KMeansCustom is my own creation of the K Means Clustering Algorithm. If SKLearn gets a 9 for their version, KMeansCustom gets about a 2. So you probably won’t want to actually use KMeansCustom. However, creating algorithms is a great way to learn about algorithms and improve your coding skills. So if you aren’t sure if you prefer math or programming creating data science algorithms is a great way to kill two birds with one stone; you learn to program, and get a real understanding of what the data science products do under the hood. In this post I’ll explain a bit about how a k means clustering algorithm works, and provide some instructions in the event that you really want to use my creation.
What does a k means algorithm do?
It’s actually not all that complicated when it comes down to it. To start the algorithm randomly assigns however many centroids you have requested. Those centroids are any random points between the min and max points in the data set. Once those points are assigned the algorithm will calculate the Euclidean distance from each data point to the centroids. Now each data point will be assigned a centroid group based on which one they are closest to. Then we take the average location of all of the data points in each centroid group and move the centroid to the average location. When the centroids are moved we then repeat the italicized portion at least once, but up to the max number of iterations selected. The algorithm loops through the italicized portion until either no data points move for an iteration or it reaches the maximum number of iterations.

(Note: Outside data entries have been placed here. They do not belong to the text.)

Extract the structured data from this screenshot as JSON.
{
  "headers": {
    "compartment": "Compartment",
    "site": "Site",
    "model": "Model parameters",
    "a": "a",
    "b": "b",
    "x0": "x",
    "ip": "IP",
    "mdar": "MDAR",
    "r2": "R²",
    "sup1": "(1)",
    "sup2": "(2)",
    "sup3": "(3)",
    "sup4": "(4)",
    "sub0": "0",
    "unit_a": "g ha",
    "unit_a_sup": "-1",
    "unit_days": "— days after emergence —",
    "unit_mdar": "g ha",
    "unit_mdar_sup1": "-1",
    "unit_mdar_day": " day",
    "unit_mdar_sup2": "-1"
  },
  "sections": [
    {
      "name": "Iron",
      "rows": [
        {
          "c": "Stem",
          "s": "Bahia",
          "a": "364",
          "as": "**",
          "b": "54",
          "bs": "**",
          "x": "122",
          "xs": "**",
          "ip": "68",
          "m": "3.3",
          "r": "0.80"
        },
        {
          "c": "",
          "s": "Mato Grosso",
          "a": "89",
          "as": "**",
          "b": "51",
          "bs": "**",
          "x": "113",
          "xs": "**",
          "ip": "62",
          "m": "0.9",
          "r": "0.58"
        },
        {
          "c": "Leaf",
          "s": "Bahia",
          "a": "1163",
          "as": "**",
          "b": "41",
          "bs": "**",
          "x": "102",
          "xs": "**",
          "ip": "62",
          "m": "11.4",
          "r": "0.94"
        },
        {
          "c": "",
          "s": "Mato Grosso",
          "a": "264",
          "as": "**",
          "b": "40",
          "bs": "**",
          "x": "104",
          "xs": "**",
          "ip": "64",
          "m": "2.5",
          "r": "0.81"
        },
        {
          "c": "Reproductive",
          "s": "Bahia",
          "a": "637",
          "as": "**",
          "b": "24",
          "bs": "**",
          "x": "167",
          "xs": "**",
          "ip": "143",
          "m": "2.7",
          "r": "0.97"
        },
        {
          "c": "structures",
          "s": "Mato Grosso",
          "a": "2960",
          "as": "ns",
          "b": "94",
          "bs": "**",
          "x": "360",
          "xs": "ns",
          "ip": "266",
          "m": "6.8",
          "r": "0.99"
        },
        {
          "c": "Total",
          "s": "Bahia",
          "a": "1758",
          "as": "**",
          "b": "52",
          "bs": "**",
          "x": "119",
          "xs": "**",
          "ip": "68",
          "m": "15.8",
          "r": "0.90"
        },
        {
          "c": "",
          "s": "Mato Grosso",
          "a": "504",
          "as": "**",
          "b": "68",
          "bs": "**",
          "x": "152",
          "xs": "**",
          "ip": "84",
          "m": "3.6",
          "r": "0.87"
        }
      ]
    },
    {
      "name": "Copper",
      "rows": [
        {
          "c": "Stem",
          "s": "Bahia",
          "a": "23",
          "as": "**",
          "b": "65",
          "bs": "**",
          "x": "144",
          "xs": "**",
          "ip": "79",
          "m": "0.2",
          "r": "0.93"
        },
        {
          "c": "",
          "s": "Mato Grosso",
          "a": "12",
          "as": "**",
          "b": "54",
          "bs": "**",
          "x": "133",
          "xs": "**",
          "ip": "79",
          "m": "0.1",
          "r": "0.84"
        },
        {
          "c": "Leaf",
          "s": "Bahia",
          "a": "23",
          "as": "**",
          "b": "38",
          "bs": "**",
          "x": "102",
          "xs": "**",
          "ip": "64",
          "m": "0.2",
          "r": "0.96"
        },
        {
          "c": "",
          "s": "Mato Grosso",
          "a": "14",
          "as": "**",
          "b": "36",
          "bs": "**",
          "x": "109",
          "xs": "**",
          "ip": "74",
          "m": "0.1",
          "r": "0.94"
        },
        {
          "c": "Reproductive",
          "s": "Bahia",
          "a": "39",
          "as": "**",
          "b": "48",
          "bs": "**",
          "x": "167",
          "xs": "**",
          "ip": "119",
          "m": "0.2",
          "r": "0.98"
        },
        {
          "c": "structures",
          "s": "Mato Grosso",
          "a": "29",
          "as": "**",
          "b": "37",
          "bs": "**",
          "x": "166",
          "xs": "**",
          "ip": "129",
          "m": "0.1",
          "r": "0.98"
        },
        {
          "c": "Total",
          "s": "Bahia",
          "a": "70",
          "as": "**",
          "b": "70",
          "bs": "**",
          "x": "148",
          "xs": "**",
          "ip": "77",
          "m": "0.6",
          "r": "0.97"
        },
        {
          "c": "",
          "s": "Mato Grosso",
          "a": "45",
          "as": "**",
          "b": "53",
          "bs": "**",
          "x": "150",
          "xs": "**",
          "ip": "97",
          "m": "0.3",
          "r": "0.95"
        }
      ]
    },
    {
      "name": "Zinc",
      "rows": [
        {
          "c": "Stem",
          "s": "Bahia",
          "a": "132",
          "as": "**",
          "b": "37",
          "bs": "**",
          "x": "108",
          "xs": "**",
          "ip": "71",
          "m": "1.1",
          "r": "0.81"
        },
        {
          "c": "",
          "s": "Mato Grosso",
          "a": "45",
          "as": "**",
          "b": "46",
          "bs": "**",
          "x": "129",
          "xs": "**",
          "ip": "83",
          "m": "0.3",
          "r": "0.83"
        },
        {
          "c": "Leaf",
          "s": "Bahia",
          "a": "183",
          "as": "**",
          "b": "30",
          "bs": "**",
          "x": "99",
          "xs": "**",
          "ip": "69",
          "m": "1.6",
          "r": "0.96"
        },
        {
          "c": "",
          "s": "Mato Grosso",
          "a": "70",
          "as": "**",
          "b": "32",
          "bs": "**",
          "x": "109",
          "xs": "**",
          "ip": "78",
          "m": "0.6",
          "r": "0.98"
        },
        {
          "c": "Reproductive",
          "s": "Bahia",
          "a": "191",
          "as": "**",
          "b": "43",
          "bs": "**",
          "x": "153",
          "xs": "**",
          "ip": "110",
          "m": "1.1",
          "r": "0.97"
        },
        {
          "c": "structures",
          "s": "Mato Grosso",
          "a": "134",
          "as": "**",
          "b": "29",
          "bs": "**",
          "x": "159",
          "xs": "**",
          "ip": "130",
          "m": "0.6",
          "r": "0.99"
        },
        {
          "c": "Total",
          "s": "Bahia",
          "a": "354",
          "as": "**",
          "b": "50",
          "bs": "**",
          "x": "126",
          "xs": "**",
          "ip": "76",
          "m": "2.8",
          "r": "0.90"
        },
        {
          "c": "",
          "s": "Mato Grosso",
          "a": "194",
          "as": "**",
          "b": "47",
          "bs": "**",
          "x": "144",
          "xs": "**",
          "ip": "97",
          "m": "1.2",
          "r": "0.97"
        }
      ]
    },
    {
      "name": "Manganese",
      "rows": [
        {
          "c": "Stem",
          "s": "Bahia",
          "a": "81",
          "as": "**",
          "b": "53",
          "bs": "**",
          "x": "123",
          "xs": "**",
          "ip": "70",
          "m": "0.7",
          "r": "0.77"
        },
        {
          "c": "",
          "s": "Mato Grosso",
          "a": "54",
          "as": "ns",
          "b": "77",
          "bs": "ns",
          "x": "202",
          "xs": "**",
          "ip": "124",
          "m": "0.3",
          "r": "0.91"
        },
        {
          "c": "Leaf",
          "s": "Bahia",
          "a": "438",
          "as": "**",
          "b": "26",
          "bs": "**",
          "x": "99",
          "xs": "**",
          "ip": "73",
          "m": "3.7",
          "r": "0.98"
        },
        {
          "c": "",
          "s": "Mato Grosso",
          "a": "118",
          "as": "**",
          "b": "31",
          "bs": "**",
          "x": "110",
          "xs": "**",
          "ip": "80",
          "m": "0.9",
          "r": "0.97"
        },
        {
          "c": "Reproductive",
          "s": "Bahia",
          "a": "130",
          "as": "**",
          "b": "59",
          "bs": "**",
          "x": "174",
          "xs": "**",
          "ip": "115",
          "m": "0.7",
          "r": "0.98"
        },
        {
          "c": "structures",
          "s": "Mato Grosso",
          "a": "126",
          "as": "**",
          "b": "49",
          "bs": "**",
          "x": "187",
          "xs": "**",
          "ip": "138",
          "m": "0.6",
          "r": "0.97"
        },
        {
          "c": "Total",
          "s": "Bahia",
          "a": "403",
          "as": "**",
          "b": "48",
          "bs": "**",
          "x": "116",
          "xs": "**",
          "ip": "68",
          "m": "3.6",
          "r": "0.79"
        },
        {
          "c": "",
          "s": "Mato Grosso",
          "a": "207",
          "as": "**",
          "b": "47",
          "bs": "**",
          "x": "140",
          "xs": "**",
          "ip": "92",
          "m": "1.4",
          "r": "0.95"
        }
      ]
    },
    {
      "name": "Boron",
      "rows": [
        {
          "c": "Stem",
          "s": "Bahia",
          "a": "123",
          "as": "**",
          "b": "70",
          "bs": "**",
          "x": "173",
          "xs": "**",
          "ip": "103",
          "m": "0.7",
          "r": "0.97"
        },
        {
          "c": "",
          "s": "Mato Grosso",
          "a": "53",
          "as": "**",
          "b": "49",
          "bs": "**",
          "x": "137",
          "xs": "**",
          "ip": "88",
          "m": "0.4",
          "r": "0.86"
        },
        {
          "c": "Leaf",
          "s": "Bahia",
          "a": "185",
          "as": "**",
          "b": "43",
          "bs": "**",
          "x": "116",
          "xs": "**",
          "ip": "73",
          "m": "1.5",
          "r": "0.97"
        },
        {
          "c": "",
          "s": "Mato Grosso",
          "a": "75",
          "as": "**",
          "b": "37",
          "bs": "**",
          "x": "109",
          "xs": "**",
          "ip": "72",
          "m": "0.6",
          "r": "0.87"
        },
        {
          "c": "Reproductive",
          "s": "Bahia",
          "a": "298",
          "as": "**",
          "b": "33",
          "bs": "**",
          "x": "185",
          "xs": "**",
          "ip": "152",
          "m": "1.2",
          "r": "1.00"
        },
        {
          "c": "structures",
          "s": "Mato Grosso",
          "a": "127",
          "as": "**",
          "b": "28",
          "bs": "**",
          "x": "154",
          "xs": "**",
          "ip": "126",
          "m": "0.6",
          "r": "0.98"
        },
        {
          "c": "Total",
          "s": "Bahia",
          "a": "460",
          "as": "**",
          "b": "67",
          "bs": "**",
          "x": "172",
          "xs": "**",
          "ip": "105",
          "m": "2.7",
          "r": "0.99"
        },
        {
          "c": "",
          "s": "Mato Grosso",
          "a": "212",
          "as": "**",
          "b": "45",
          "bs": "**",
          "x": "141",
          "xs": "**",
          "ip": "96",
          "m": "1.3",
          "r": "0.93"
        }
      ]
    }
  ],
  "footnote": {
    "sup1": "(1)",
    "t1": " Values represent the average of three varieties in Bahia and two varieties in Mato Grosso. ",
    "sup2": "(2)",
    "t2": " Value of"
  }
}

A little bit about KMeansCustom for the data scientists that are curious:
Class KMeansCustom(k=3, max_iterations=500)
Parameters:
- K: int, default=3
- This is the number of clusters to form and the number of centroids to generate.
- Max_iterations=500
- This is the maximum number of iterations you would like the algorithm to loop through. Keep in mind the algorithm will automatically end as soon as two iterations repeat the same cluster groups.
Attributes:
- Fit: intakes a Panda’s data frame (data)

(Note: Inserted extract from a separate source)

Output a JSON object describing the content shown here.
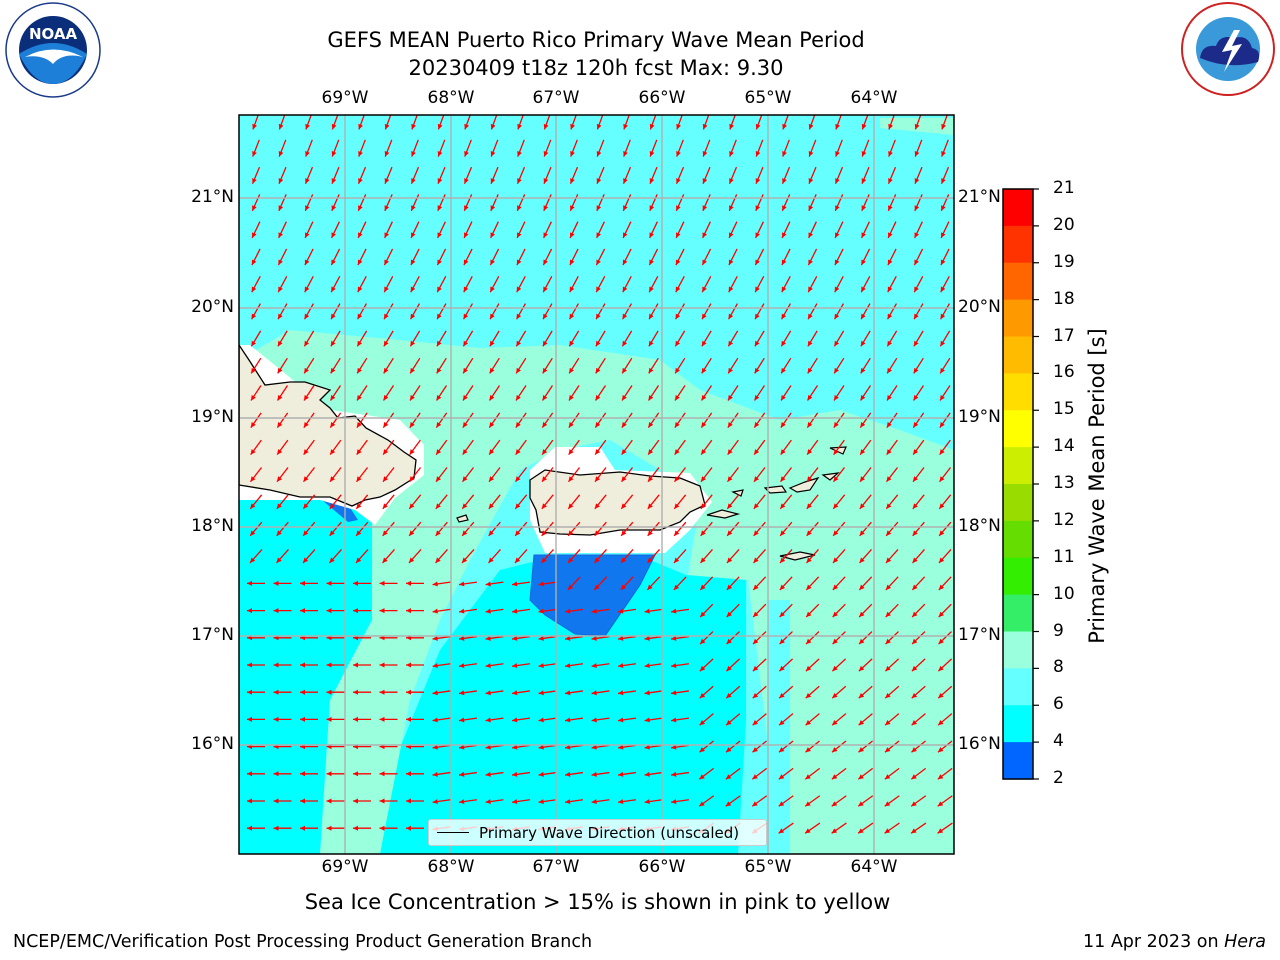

- This will return a dictionary list of the centroids, as well as the clusters. These out uts will be save as self.centroids for the centroids and self.closeRoids for the clusters.
- Pred: intakes values to see what cluster a new data point would belong to(x,y)
- The output will let you know what cluster the new data point would belong to.
This class will only work with 2-dimensional data sets. As it was a learning experience, and I was pressed for time, it’s not the greatest tool for use, but it was a great tool for learning.